A group of published UK-based authors and illustrators of picture books, children's and YA.
Hello lovely Allsorts readers! So, when I found out that my next Allsorts post would be a look back at my teenage writing I thought I had it in the bag. I had just found the perfect solution. We moved house a year ago and I keep unpacking bits of my past – just a few weeks ago I was hunting through boxes of neglected books (I know!) looking for a volume about elves in the Dark Ages. I didn’t find the book, but instead I unearthed a faded orange cardboard folder. It contained my Year 10 GCSE English coursework. YAY! Effortless blogging – fifteen-year-old me already did the work back in 1994. All I needed to do for my next post was to transcribe some of my GCSE Creative Writing. Kaboom!
It’s awful showing your writing to people for the first time, even now when it’s writing that I have slaved over and in theory should represent how much I’ve learned and how much I’ve absorbed from all I’ve read. So I am feeling a little anxious sharing what I wrote when I was fifteen. Frankly, it’s a bit rubbish. Lots of it is horribly derivative, badly aping the style of writers I idolized. There’s one bit I quite like, though, and that’s the bit I’ll share, even though it is a great example of over-egging the custard. But it’s also story about a girl who meets a boy who is not all he seems to be. It’s a story about a beautiful but creepy old manor house, and of a girl returning to her ancestral home to find a lot more than she bargained for. So it turns out that when I was fifteen, I wrote a prototype of Hidden Among Us and The Hidden Princess. Till rediscovering my English GCSE folder, I had no idea I’d written Lissy and Connie’s story before. Here we go:
…She hoisted the bag over her shoulder, tucked a wisp of dark hair behind her ear, and stepped out into the eddies of cold air and whirling leaves. The sky had darkened to steely grey, and knotted clouds spat tepid water, seemingly at Nita herself. She ran down the imposing drive, scattering gravel behind her as she careered towards the style and the footpath home. She fell against it, breath rasping cruelly in her chest, grateful for the solid wood supporting her. On a sudden impulse, she looked back at the Manor. It crouched like a malevolent toad, watching her…

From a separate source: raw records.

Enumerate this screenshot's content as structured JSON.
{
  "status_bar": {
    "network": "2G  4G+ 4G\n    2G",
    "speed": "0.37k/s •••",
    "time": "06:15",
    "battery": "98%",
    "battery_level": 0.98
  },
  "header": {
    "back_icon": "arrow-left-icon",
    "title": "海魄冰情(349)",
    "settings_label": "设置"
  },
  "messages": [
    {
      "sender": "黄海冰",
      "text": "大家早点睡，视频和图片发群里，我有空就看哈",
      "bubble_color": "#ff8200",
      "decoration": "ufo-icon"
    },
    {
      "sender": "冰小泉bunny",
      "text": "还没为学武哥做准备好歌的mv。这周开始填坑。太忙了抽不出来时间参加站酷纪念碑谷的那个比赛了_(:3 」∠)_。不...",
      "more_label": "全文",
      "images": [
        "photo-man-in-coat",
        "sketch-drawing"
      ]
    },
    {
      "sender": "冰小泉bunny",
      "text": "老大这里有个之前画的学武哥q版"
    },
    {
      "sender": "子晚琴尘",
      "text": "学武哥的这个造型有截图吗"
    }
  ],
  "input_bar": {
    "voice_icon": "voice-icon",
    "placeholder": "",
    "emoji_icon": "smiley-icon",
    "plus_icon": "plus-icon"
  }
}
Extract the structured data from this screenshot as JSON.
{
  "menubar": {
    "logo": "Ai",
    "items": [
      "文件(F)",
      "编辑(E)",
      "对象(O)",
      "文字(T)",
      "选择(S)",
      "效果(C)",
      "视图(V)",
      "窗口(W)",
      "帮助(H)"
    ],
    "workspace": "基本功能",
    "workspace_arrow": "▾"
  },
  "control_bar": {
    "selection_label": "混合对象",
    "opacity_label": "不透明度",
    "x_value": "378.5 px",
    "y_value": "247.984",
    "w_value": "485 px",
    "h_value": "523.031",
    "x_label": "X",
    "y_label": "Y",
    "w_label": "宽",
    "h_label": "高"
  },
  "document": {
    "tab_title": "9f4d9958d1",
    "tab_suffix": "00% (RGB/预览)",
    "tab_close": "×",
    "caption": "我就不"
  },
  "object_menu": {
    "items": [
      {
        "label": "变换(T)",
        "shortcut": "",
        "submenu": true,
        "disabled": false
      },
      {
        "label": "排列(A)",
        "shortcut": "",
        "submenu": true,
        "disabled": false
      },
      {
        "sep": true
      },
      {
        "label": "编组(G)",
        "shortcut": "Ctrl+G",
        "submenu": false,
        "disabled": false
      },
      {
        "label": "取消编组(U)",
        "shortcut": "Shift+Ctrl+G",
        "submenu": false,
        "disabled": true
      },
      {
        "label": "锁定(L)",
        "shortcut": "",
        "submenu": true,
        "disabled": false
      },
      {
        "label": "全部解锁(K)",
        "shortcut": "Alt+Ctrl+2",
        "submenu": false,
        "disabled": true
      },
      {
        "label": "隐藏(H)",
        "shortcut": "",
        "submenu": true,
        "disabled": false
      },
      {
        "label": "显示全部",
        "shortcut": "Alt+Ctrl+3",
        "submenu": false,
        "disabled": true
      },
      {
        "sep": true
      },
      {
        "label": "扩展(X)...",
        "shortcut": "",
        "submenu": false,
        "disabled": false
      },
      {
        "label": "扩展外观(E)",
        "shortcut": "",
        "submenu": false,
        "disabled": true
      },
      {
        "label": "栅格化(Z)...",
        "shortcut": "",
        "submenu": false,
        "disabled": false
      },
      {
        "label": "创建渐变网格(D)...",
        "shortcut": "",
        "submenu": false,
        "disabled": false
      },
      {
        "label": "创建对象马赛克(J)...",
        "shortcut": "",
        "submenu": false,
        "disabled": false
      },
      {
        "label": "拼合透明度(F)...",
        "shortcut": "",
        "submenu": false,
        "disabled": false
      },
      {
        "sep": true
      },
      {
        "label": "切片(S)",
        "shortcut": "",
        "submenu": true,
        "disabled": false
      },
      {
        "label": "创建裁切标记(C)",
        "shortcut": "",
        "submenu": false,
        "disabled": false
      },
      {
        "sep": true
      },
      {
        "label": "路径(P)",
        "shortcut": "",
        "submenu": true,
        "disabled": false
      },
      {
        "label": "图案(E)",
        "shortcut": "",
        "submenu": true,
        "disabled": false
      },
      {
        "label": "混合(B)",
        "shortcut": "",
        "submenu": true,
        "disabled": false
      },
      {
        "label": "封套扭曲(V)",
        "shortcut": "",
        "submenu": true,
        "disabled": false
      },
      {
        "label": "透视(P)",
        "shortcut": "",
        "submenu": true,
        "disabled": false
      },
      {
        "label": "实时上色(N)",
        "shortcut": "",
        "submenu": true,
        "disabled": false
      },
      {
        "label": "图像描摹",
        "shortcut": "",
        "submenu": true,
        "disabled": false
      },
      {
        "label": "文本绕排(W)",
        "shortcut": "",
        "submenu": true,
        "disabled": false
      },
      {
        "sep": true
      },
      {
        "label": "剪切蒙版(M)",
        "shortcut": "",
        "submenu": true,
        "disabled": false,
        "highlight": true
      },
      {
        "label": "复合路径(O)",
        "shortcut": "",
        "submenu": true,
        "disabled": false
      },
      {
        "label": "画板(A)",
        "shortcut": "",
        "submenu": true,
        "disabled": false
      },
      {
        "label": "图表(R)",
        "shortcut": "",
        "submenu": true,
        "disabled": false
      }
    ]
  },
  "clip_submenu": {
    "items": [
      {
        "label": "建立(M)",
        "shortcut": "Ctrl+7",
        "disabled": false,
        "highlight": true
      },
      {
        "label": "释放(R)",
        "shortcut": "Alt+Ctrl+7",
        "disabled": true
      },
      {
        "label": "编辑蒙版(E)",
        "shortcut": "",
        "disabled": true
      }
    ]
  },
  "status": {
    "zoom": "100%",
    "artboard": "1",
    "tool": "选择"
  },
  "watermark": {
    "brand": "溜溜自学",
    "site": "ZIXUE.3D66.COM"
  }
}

That’s enough of that: well, they say that water always finds its own level. I think it’s the same with stories. And in the meantime, here is Connie arriving home at Hopesay Reach in The Hidden Princess.
The Reach sprawled beyond the carpet of lawn: a tumbling mass of warm stone, ancient timbers and a hundred mismatched windows. The sky was a swirling mass of fiery sunset, all reflected in the lake like it was the window to another world. I stood for a moment, my cold unease in the churchyard all forgottem, just drinking n the beauty of it all. It was funny to think of how much I’d hated the Reach when we first came here, whoch was proof, I suppose, of the Reach’s power – a sure sign that I should’ve been more cautious.
Spooky, eh? What did my teacher say, back in 1994? (Mr Berry!) “I’ve enjoyed reading it, Katy, so far!”. I didn’t finish writing that story, but I do remember that his encouragement meant the world to a girl who scribbled stories on every available scrap of paper. And it turns out I was meant to write that particular story again, one day.